技術の進化、社会の変化のなかで、未来住宅、IoT住宅、インテリジェントハウス、スマートハウス、スマートホームとさまざまな呼ばれ方をしてきたが、こうした住まいが一般的に広がったとはいい難い。スマートホームサービス「スペースコア」を展開するアクセルラボが2020年に行った調査によると、国内のスマートホームの認知度は56%と過半数に達してはいるが、実際にスマートホームを導入している人は1.8%に過ぎない。

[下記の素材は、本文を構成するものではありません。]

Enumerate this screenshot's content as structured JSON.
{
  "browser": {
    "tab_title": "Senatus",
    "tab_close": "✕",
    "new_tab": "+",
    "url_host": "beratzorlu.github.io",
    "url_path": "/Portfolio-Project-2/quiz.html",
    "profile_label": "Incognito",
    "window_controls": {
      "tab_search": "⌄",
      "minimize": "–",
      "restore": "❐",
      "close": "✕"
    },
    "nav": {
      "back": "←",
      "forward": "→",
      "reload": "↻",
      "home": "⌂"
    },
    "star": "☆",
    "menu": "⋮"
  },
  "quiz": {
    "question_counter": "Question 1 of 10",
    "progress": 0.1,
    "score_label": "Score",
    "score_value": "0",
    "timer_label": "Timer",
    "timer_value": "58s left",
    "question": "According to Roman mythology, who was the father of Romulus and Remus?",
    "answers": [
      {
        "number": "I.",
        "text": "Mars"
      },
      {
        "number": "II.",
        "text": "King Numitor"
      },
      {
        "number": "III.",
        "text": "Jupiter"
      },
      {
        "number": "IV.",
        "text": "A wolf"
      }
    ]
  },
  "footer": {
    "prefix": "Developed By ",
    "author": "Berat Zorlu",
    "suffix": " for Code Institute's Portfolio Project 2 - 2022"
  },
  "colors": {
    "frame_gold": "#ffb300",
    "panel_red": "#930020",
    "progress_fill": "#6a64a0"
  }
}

その一方で、住宅のIoT化、デジタル技術の導入は着実に進んでいる。エコーネットコンソーシアムによると、「ECHONET Lite(エコーネットライト)」を搭載した機器の累計出荷台数は1億2630万8965台であり、スマートメーターはほぼ全世帯に普及、エアコンもそれに準じる台数に達している。また、機器のIoT化は家電以外にも広がり、電気錠を備えるスマートドア、スマホで制御できるシャッターなど建材にまで広がっている。
スマートホームが広がらない理由としてさまざまな見方があるが、最新技術による利便性ばかりが前面に出て、生活スタイルを大きく変える、暮らしの困りごとを解決するといった具体的な姿を描いてこれなかったという指摘がある。簡単に言えば、スマート化すれば便利だが、なくても困らないといったことなのではないだろうか。

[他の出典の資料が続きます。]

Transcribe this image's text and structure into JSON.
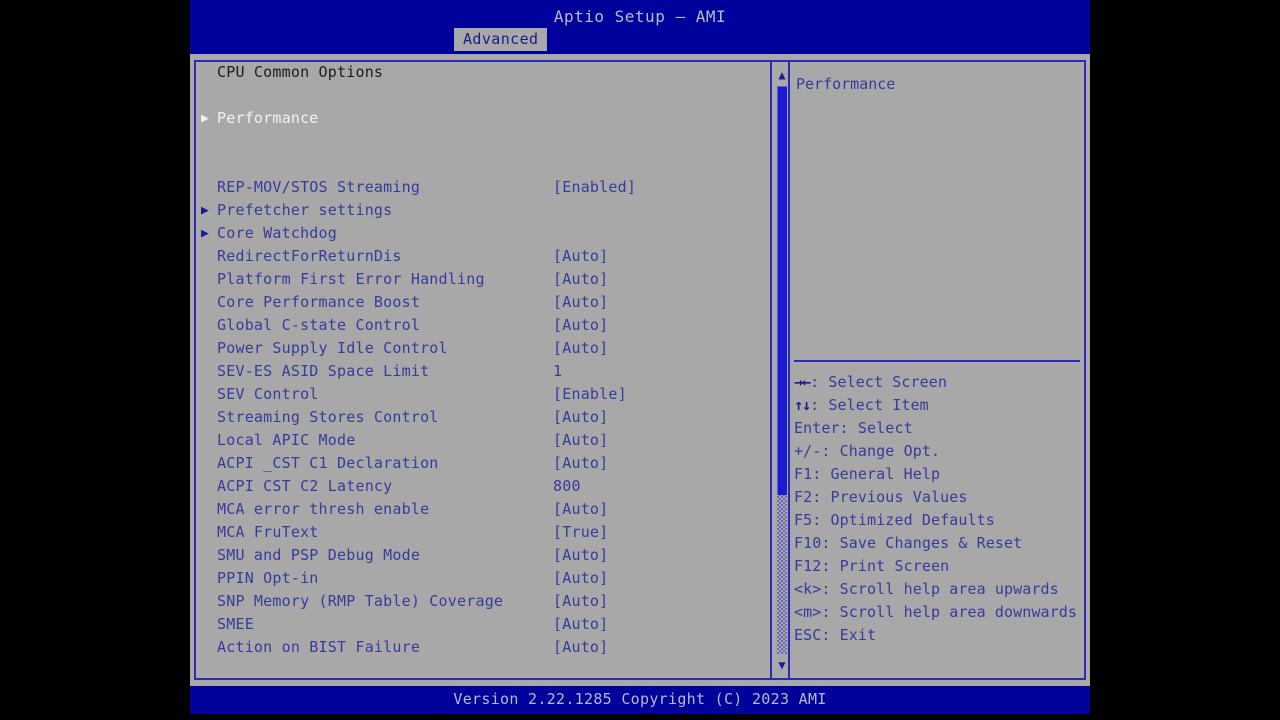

もう一つ、サービスや機器の供給側の課題もある。これまでIT家電などを手掛ける家電メーカーなどは囲い込み戦略を取り、相互接続が進んでこなかった。メーカーのクラウドサービスを連携するWeb APIが登場、エコーネットコンソーシアムも2018年にエコーネットライトWeb APIのガイドラインを策定しているが、なかなか広がっていないのが現実だ。つまり、スマート家電ごとにアプリが必要であり、ユーザーが使いにくいのである。
こうした状況が大きく変わろうとしている。米国のConnectivity Standards Allianceが2022年10月に新たなスマートホームの共通規格「Matter(マター)」を発表した。これは異なるメーカーやプラットフォームのデバイス間の相互接続性を保証するもの。つまり、マターに対応していれば、グーグル・アシスタントやアマゾン・アクセラでも動かせるということで、ユーザーにとっては対応製品の幅が広がるという大きなメリットを生む。